The website for financial skeptics, Zero Hedge, highlighted a chart showing the estimation errors committed by the statisticians at the Bureau of Labor Statistics relating to the weekly jobless claim number. A sobering sight:
Typically, the BLS publishes one number, and then subsequently, publishes revisions. The data being plotted are the differences between the revised estimates and the original estimates by week. They plotted this series all the way back to 2000 which allows us to observe the magnitude of these errors during both a boom period as well as a bust period.
What is striking is the clear positive bias, i.e. the revised estimates of the jobless claims were more likely to be higher than the original estimates. If the statisticians were making errors at random, we expect the area above the zero line to be about the same as that below.
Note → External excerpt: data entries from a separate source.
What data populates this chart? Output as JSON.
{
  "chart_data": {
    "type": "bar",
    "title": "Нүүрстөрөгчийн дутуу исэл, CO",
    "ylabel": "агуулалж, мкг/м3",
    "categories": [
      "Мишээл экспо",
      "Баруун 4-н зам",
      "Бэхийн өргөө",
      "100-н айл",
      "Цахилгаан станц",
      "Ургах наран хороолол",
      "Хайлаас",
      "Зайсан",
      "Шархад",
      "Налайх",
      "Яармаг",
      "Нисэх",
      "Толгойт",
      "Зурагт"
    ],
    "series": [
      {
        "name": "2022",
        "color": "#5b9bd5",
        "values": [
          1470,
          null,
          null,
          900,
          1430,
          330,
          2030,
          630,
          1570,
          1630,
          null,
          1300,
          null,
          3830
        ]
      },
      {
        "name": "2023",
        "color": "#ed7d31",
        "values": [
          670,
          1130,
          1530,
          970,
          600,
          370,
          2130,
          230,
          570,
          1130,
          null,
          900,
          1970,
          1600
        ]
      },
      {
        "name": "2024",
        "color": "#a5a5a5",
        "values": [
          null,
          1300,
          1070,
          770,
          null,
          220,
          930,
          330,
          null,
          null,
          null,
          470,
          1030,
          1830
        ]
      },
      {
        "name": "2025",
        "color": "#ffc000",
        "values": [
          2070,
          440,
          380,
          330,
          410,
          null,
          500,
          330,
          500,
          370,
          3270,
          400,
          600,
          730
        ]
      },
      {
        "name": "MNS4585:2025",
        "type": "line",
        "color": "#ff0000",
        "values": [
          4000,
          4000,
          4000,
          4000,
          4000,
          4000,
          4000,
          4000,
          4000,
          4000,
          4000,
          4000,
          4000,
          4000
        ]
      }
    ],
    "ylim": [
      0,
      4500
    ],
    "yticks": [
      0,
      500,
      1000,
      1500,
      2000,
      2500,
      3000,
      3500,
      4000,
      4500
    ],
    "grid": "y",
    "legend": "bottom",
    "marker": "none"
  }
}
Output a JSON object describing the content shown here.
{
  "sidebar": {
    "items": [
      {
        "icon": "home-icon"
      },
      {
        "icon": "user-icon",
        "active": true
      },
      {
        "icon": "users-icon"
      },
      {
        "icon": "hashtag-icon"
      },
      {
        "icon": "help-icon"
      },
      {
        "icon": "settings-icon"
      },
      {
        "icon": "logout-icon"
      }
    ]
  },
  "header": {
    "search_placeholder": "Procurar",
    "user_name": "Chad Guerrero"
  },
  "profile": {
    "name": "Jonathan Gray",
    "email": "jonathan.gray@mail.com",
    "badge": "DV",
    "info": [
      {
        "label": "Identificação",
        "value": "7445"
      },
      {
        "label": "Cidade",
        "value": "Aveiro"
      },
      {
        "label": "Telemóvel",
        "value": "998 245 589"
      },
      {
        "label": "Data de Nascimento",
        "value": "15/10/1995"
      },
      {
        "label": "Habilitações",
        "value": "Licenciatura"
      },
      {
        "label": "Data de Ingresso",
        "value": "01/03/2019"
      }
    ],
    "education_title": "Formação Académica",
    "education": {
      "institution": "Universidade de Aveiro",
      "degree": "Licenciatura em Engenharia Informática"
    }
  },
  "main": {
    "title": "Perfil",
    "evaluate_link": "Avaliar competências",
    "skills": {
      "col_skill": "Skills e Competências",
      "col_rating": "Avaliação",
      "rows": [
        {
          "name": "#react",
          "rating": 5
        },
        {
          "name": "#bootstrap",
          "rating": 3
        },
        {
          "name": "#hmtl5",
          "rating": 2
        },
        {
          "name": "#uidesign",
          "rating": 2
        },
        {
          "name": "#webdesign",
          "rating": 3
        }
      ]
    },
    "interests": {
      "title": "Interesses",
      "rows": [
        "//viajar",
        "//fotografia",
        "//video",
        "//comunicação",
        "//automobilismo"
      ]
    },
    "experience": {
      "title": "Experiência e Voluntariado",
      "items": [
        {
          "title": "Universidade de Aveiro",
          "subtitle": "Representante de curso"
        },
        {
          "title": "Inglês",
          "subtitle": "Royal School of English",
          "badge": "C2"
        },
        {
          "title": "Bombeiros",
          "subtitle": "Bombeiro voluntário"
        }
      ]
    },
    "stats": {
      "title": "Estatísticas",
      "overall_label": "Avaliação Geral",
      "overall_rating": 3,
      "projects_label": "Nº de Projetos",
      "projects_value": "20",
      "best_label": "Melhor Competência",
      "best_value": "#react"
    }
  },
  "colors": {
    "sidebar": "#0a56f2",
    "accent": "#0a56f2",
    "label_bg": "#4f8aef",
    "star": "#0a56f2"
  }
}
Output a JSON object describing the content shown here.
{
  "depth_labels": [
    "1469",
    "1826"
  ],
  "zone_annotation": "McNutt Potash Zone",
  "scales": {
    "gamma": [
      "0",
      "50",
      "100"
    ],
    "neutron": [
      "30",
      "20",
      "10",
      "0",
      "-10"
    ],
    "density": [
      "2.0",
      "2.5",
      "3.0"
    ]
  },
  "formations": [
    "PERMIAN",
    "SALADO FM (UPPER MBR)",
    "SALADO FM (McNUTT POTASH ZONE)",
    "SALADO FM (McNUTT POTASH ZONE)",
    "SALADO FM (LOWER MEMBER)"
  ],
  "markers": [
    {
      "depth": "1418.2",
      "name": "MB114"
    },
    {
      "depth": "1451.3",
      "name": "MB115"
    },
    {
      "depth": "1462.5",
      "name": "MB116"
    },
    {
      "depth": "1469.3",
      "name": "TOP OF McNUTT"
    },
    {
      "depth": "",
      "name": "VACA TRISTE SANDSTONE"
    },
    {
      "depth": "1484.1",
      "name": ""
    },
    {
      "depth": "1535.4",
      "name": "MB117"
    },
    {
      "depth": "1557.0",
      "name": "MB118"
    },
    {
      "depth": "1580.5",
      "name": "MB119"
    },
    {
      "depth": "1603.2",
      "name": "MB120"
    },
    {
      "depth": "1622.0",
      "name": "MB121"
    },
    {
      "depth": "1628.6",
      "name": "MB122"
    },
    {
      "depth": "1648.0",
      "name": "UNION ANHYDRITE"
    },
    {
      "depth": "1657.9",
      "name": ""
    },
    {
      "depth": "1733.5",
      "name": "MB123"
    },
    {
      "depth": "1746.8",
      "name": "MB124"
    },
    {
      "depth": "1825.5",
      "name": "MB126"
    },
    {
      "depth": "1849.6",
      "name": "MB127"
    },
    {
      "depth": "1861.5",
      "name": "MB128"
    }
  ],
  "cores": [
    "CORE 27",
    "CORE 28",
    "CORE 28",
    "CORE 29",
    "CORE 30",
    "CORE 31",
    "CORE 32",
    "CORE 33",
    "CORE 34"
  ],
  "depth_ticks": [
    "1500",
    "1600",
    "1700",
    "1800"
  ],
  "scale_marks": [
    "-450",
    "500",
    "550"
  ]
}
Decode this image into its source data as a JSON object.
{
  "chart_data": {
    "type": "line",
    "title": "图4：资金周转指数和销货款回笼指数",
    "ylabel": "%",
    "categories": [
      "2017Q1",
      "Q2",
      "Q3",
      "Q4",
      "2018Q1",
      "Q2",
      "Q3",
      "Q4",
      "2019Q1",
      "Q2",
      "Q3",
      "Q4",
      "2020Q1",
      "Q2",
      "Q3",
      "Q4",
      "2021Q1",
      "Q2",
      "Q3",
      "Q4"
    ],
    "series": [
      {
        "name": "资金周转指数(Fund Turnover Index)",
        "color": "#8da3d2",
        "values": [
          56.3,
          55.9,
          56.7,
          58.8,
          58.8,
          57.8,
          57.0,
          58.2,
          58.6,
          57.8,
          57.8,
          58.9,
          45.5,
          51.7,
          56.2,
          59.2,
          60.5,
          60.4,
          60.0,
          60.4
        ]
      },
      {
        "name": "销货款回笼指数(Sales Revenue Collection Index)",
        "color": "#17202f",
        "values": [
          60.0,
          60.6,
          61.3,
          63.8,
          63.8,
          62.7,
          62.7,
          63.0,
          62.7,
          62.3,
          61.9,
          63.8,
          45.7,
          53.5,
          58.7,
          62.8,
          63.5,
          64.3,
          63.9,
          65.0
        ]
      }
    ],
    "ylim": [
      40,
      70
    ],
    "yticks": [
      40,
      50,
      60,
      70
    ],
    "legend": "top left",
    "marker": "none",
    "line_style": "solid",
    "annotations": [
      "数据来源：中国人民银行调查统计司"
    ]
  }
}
In an ideal model, the errors would be random but that is the ideal, not the reality.
What is even more disturbing is that the positive bias persists through the entire business cycle! I'd have guessed that a positive bias is likely during a bust period because the statistical procedure may "lag" (fail to catch up with) the actual growth in jobless claims but that theory went out the window when the same direction of bias remained the same even during the boom years.
"Tyler Durden" at Zero Hedge takes this as evidence of "propaganda":
The implication is that fraudulent (and we sure hope this is inadvertent, although a 90% error rate definitely would invite a criminal investigation into just who and how stands to benefit from such an manipulative upward bias) data reporting is responsible for a persistent upward bias in data, and that fundamentals have been disconnected from the "government's reality" for years.
He is right to draw our attention to these numbers, and we should take a few things away from this discussion:
- Statisticians pay a lot of attention to studying the so-called "error term" because they tell us a lot about the quality of our models.
- Notice the difference between "bias" and "variance". Bias is the red line in the graph that shows that on average, the revision is about 3,000 worse than the original estimate. Variance consists of the fluctuations around this red line.
- The performance of any estimation procedure will be more easily improved by reducing the large variance (the huge spikes) than by reducing the bias (average error). This is one way in which the main idea behind Chapter 1 enters.
- We should always pay attention to the incentives of the people working with numbers; this includes the statisticians compiling the data, the government officials reporting the data, and last but not least, the pundits commenting on the data (including Zero Hedge). This is one of the key messages in Numbers Rule Your World. This is also why the entire "official statistics" field, which was one of the earliest fields in statistics, has always emphasized the need to be politically independent, and an honest reporter of the numbers.